My daughter started to lose her hearing after she turned 1. I would guess around 15 months. We confirmed she had a moderate loss at 18 months. She has continued to lose her hearing, and now she is offically deaf.
We had been using "baby signs" with her since she was 8 months or so. She picked them up very easily. We would watch "Signing Time" and then just use the signs we knew with our words. When we found her loss the EI person started coming to our home and teaching us more ASL. We continued to incorporate it into our daily lives. Just before she turned 2 we took 2 Deaf community ASL classes. Again, we just signed with our words. Katrina was getting "play therapy" from our EI people for speech as well. She would play their games and if they spoke a word she would sign it back. She would sometimes parrot their sounds but she wasn't picking it up. She has failed to meet every single IEP or IFSP speech goal she ever had. She picks up new signs everyday, from us, from friends, from church, even from TV. We have never had to sit down and show her a picture and then sign "dog", like they do in her speech classes.
She uses her voice (mostly for jabbering and sound affects) and maybe someday she will speak, but that is not our focus. Our focus is the ability to communicate. She was able to request a cookie when she was 18 months (BEFORE we found her hearing loss) only because of ASL. We never lost the ability to teach her rules or for her to tell us that she didn't like the taste of potatoe soup BECAUSE of ASL. Maybe your child didn't have the gaps in communication but SO many orally educated children do. They go years without the ability to communicate at all and that is NOT ok.
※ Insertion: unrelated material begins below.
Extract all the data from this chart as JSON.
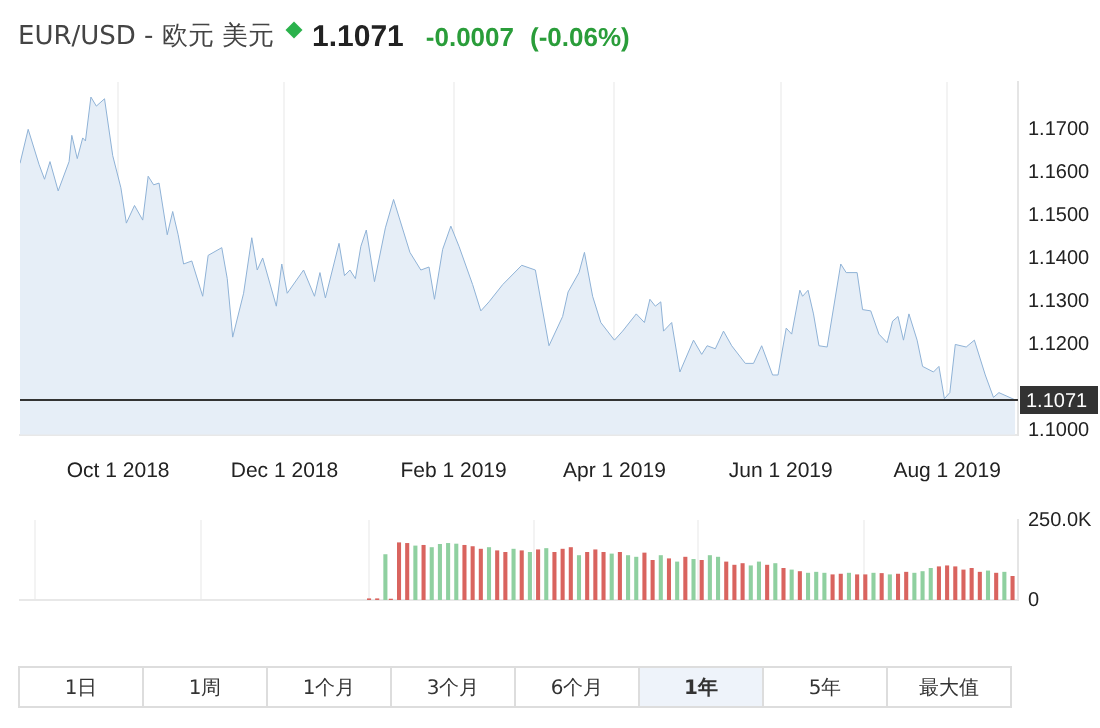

And that is the reason I advocate ASL for ALL children with a hearing loss.
Oh, and in our local TC classes, they use ASL signs in English word order while speaking English, not SEE. So I guess it depends where you are from...though our school just mereged our TC class with Bi-Bi so it doesn't even apply here anymore.
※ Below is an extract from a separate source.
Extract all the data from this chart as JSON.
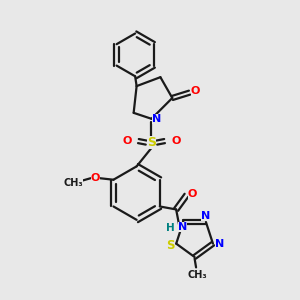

Also wanted to say, that I believe our local Deaf community is very open. I know Deaf adults with CI's, those who speak and sign at the same time, those who live voice-off. They welcome hearing parents and kids with CI's all the time. The only requirement to be welcomed in our community is show up! If you come, you will be welcomed and they will try to figure out how to talk to you...even if it is just the old fashioned paper and pencil. I know it is different in other areas, and for that I am sad. I just wanted to leave my .02 and say that I am thankful for the people who are around us.